Our findings indicate the following: in particular, the risk-sharing view has substantial legitimacy in the Norwegian population. Furthermore, a quite substantial minority also found the forward-looking view to be fair. Despite this, responsibility considerations are currently not discussed in the Norwegian public sphere. There may be good reasons not to focus on responsibility in relation to health, and as we have emphasized, the literature points out a number of relevant challenges. However, our results indicate that many favor at least some responsibility mechanisms, and this should not be ignored in the public discourse, where all sides of an argument should be presented. The relevant health authorities should not assume that responsibility catering policies will be met with public hostility and thus suppress arguments in favor of personal responsibility.

According to Wlezien (1995), policies respond to people’s preferences, and the substantial support for some responsibility mechanisms revealed in the present article can, in the long run, affect policy outcomes. Our findings indicate that responsibility arguments in a health care context should be welcomed, even though they were not part of the mandate of the third (and most recent) Norwegian commission on priority settings in health. Finally, our results shed light on whether the implementation of responsibility ascribing mechanisms can achieve public support. We argue that in particular risk-sharing responsibility mechanisms, such as taxing unhealthy products, responsibility mechanisms can be implemented without major resistance from the electorate.

We have discussed arguments against ascribing people responsibility for unhealthy lifestyles, namely that it is too harsh, it is too intrusive, the relevant causality between lifestyle and health outcomes is too difficult to prove, and finally, it is often inherently difficult to determine the extent to which unhealthy lifestyles are unavoidable.
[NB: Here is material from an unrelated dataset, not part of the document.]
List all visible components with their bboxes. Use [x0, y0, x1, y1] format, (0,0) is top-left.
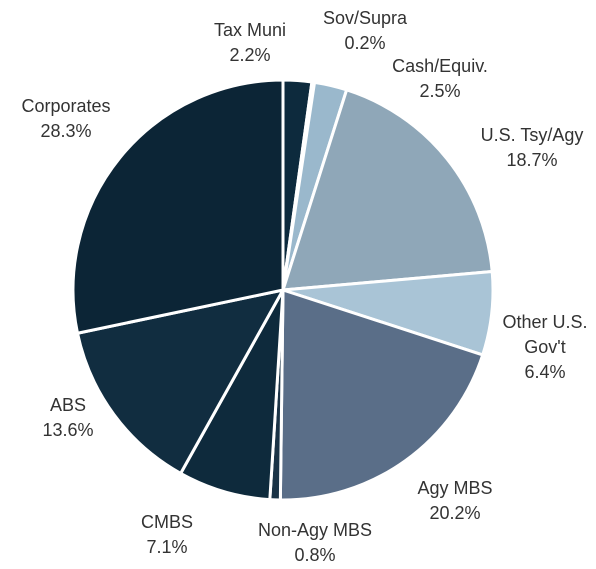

Most likely, how people view these problematic aspects of responsibility ascription will affect their willingness to hold people responsible, and it might also differ between countries, with different health care systems and different attitudes toward responsibility. To the best of our knowledge, there exists no cross-country study that systematically examines attitudes toward personal responsibility for health. We do know, however, that the US population, much more than populations in European countries, thinks that poverty is caused by laziness and lack of personal effort, while Europeans are more likely to ascribe poverty to bad brute luck (Alesina and Angeletos 2005). It is possible that such cross-cultural beliefs concerning the role of effort versus bad luck in the distribution of income and wealth could also translate into beliefs concerning responsibility in health. Cross-country studies exploring attitudes toward personal responsibility and health would substantially increase our understanding of this social preference phenomenon and are highly welcomed.